Need advice on a clustering model. There is a list of customers -> customers have a list of products -> Each product contains several words. I want to cluster clients into several groups by type of activity - that is, by general topics.
How would you introduce such a model for clustering into vectors, for example for K-means?
My hypothesis is so far - turn every word into a fasttext vector, select the top 100 words for example on TF-IDF and add * 100 (the size of the fasttext vector) by 100 words, and this will turn out 10,000 columns. Maybe something more economical in computing?
This is very related to a recommendation systems. I'd recommend reading about content-based vs collaborative-filtering recommender systems. An okay introduction is this blog post.
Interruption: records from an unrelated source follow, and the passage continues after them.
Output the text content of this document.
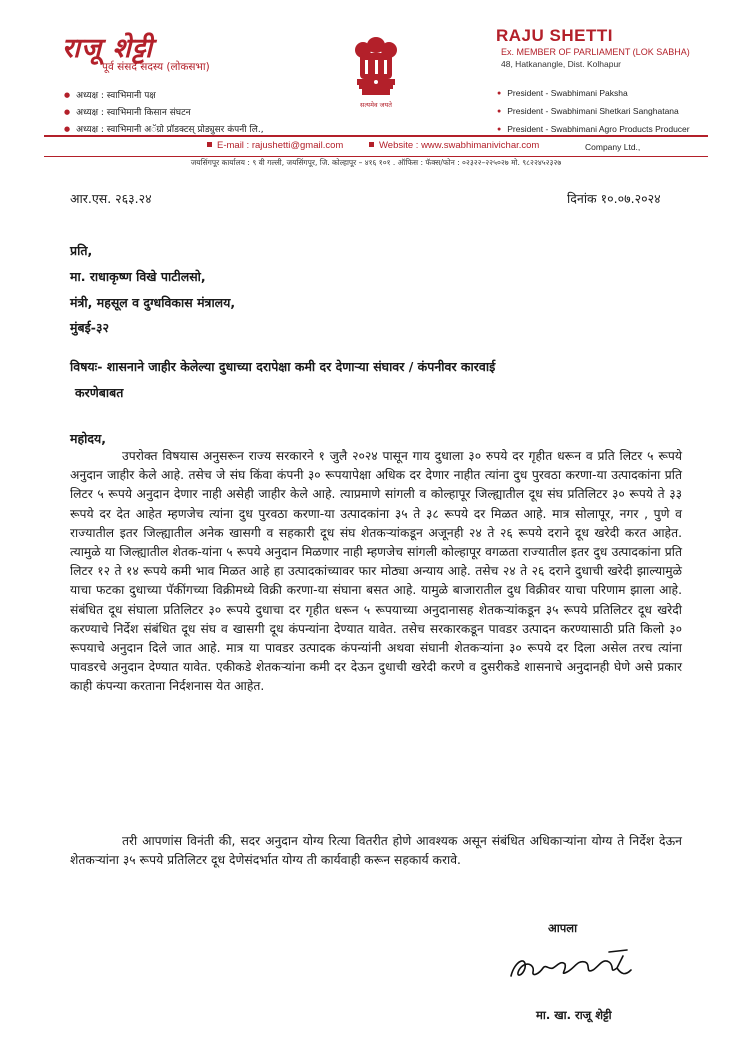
राजू शेट्टी
पूर्व संसद सदस्य (लोकसभा)
● अध्यक्ष : स्वाभिमानी पक्ष
● अध्यक्ष : स्वाभिमानी किसान संघटन
● अध्यक्ष : स्वाभिमानी अॅग्रो प्रॉडक्टस् प्रोड्युसर कंपनी लि.,
सत्यमेव जयते
RAJU SHETTI
Ex. MEMBER OF PARLIAMENT (LOK SABHA)
48, Hatkanangle, Dist. Kolhapur
● President - Swabhimani Paksha
● President - Swabhimani Shetkari Sanghatana
● President - Swabhimani Agro Products Producer
Company Ltd.,
E-mail : rajushetti@gmail.com	Website : www.swabhimanivichar.com
जयसिंगपूर कार्यालय : ९ वी गल्ली, जयसिंगपूर, जि. कोल्हापूर – ४१६ १०१ . ऑफिस : फॅक्स/फोन : ०२३२२–२२५०२७ मो. ९८२२४५२३२७
आर.एस. २६३.२४	दिनांक १०.०७.२०२४
प्रति,
मा. राधाकृष्ण विखे पाटीलसो,
मंत्री, महसूल व दुग्धविकास मंत्रालय,
मुंबई-३२
विषयः- शासनाने जाहीर केलेल्या दुधाच्या दरापेक्षा कमी दर देणाऱ्या संघावर / कंपनीवर कारवाई
करणेबाबत
महोदय,
उपरोक्त विषयास अनुसरून राज्य सरकारने १ जुलै २०२४ पासून गाय दुधाला ३० रुपये दर गृहीत धरून व प्रति लिटर ५ रूपये अनुदान जाहीर केले आहे. तसेच जे संघ किंवा कंपनी ३० रूपयापेक्षा अधिक दर देणार नाहीत त्यांना दुध पुरवठा करणा-या उत्पादकांना प्रति लिटर ५ रूपये अनुदान देणार नाही असेही जाहीर केले आहे. त्याप्रमाणे सांगली व कोल्हापूर जिल्ह्यातील दूध संघ प्रतिलिटर ३० रूपये ते ३३ रूपये दर देत आहेत म्हणजेच त्यांना दुध पुरवठा करणा-या उत्पादकांना ३५ ते ३८ रूपये दर मिळत आहे. मात्र सोलापूर, नगर , पुणे व राज्यातील इतर जिल्ह्यातील अनेक खासगी व सहकारी दूध संघ शेतकऱ्यांकडून अजूनही २४ ते २६ रूपये दराने दूध खरेदी करत आहेत. त्यामुळे या जिल्ह्यातील शेतक-यांना ५ रूपये अनुदान मिळणार नाही म्हणजेच सांगली कोल्हापूर वगळता राज्यातील इतर दुध उत्पादकांना प्रति लिटर १२ ते १४ रूपये कमी भाव मिळत आहे हा उत्पादकांच्यावर फार मोठ्या अन्याय आहे. तसेच २४ ते २६ दराने दुधाची खरेदी झाल्यामुळे याचा फटका दुधाच्या पॅकींगच्या विक्रीमध्ये विक्री करणा-या संघाना बसत आहे. यामुळे बाजारातील दुध विक्रीवर याचा परिणाम झाला आहे. संबंधित दूध संघाला प्रतिलिटर ३० रूपये दुधाचा दर गृहीत धरून ५ रूपयाच्या अनुदानासह शेतकऱ्यांकडून ३५ रूपये प्रतिलिटर दूध खरेदी करण्याचे निर्देश संबंधित दूध संघ व खासगी दूध कंपन्यांना देण्यात यावेत. तसेच सरकारकडून पावडर उत्पादन करण्यासाठी प्रति किलो ३० रूपयाचे अनुदान दिले जात आहे. मात्र या पावडर उत्पादक कंपन्यांनी अथवा संघानी शेतकऱ्यांना ३० रूपये दर दिला असेल तरच त्यांना पावडरचे अनुदान देण्यात यावेत. एकीकडे शेतकऱ्यांना कमी दर देऊन दुधाची खरेदी करणे व दुसरीकडे शासनाचे अनुदानही घेणे असे प्रकार काही कंपन्या करताना निर्दशनास येत आहेत.
तरी आपणांस विनंती की, सदर अनुदान योग्य रित्या वितरीत होणे आवश्यक असून संबंधित अधिकाऱ्यांना योग्य ते निर्देश देऊन शेतकऱ्यांना ३५ रूपये प्रतिलिटर दूध देणेसंदर्भात योग्य ती कार्यवाही करून सहकार्य करावे.
आपला
मा. खा. राजू शेट्टी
So, you can cluster based on many properties. Your proposed idea might work. If you have domain knowledge about the product, you could appeal to that before looking to word vectors. For example, let's say all the products are shelves. You could vectorize the products directly, say
vec = [
width,
depth,
height,
width * depth, # footprint/surface area is important on its own
width * depth * height,
color, # numeric representation
popularity, # possibly using a metric like sales
]
This is just an example, but it shows how you can directly vectorize your products without resorting to NLP.
If there is no way you can think of to directly vectorize your products, and you don't/can't use collaborative filtering (cold start problem, perhaps), then you might want to look at vectorizing the entire product description using Universal Sentence Encoder, which will output 512 dimensional vectors, regardless of input size.